David Chadfield of Chaddy's Charters said he's found dead penguins and piles of feathers as families of feral cats close in on Port Taranaki's 20 nesting boxes.
"I've found heaps of penguin bodies throughout the years. Just absolutely destroyed," he said.
"I hear them at night and in the morning, there's a massive amount of feathers everywhere."
Despite the port's efforts to reduce the feral cat population, Chadfield said it was a persistent issue that was worsening.
"I've seen cars tipping out bags of kittens in the area," he said.
"It happens all around the port.
"These people think it's not a real problem to do it, but it becomes a real problem for us."
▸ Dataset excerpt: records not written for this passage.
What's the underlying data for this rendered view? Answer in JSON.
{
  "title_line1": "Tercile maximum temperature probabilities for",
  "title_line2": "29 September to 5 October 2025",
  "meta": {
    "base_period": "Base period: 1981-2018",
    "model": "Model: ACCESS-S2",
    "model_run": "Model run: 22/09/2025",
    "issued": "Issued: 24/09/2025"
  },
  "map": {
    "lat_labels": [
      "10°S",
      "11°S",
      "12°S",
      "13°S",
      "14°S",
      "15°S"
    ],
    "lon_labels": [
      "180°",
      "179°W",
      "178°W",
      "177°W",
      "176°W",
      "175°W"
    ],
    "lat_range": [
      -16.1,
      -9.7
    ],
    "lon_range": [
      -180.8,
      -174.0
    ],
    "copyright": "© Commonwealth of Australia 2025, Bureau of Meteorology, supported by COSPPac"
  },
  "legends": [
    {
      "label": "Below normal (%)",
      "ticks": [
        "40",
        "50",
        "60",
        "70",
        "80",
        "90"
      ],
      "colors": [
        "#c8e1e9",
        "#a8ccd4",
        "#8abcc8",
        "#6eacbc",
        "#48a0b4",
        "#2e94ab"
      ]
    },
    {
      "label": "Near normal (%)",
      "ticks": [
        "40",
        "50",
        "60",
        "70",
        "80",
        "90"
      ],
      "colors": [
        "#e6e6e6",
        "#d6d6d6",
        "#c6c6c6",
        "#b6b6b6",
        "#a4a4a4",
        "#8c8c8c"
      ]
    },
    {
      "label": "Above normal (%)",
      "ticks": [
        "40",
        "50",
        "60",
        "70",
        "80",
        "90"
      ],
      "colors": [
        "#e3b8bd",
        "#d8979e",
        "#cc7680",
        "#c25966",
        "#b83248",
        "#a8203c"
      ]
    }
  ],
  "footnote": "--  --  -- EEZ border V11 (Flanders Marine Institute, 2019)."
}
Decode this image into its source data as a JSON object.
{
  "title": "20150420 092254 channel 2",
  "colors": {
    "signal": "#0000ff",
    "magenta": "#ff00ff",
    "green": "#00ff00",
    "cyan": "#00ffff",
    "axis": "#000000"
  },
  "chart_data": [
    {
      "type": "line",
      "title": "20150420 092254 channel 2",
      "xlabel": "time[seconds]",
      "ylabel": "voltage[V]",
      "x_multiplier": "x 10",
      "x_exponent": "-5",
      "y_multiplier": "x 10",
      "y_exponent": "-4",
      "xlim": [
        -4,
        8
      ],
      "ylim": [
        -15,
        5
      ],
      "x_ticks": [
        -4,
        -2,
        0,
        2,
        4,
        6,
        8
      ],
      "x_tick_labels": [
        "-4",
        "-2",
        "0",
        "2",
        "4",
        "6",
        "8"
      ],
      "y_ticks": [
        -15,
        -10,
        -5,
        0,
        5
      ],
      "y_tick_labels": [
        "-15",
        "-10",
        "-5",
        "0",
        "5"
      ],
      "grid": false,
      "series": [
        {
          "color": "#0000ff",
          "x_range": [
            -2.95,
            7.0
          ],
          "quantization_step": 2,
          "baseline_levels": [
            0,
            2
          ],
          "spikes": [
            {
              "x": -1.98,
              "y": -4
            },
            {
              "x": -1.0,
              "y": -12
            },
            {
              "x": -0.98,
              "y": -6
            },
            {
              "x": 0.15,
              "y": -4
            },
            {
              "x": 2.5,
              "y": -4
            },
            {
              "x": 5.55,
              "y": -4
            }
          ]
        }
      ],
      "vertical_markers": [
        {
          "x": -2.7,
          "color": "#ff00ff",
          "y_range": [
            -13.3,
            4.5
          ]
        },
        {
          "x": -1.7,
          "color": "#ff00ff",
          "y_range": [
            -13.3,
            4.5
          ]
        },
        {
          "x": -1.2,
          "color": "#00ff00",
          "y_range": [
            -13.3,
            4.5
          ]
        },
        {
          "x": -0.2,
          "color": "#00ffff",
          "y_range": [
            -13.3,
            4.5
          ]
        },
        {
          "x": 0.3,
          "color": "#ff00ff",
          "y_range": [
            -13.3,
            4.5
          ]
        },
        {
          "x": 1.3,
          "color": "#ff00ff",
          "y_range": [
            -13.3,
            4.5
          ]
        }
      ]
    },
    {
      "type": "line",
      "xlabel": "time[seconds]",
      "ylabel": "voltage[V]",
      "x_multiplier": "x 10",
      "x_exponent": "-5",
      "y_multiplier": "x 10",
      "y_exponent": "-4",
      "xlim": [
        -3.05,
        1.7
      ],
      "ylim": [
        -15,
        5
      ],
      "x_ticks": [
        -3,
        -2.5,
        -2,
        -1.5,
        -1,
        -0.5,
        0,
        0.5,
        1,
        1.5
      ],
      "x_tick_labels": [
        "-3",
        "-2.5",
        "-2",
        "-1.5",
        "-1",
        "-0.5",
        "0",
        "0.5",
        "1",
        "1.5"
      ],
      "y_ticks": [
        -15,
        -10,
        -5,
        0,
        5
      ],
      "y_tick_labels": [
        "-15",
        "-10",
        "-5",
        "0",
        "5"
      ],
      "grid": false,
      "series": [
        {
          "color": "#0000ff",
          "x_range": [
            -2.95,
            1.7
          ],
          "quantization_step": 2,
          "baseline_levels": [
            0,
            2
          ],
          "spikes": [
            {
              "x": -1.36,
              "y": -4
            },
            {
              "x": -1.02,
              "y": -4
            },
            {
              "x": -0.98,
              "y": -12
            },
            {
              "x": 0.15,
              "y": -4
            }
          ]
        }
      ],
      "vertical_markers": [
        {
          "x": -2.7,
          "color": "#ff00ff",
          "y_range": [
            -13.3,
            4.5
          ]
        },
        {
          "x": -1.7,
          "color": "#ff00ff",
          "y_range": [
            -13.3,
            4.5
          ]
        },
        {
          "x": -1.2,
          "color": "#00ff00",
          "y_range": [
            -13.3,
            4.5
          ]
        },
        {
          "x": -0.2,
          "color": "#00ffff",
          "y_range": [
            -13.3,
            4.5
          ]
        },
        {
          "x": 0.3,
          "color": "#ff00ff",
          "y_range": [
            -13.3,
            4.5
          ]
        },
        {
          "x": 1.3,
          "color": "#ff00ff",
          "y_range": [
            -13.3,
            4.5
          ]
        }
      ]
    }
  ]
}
Chadfield, who is well known as Chaddy, said he was concerned the feral cats would kill the entire population of little blue penguins.
"Cats are predators. Penguins are pretty good at defending themselves, but the cats will win in the end I'd say."
Chaddy isn't the only port person to spot the felines.
Port environmental manager Bridget Harrison said it has been a ongoing issue.
"We take our responsibility to control vermin seriously, to keep our penguin population safe," she said.
"The penguins are nesting at the moment, so it is a crucial period."
Though the port has a programme to catch cats, Harrison said they planned to increase the number of traps.
The traps, which are wire cages with a piece of meat in the back, attract the cats and an automatic door shuts behind them.
The cats are then taken to either the SPCA or the Department of Conservation (DOC), where they are scanned for microchip IDs.
Microchipped cats are returned to the rightful owner, while non-microchipped cats are euthanised.
The growing concern for the penguin population would see traps installed on Ocean View Parade and Breakwater Bay.
Though the port's increased efforts would be a one-off operation, Harrison said it would be repeated if the community felt feral cats were a continuous threat to the little blue birds.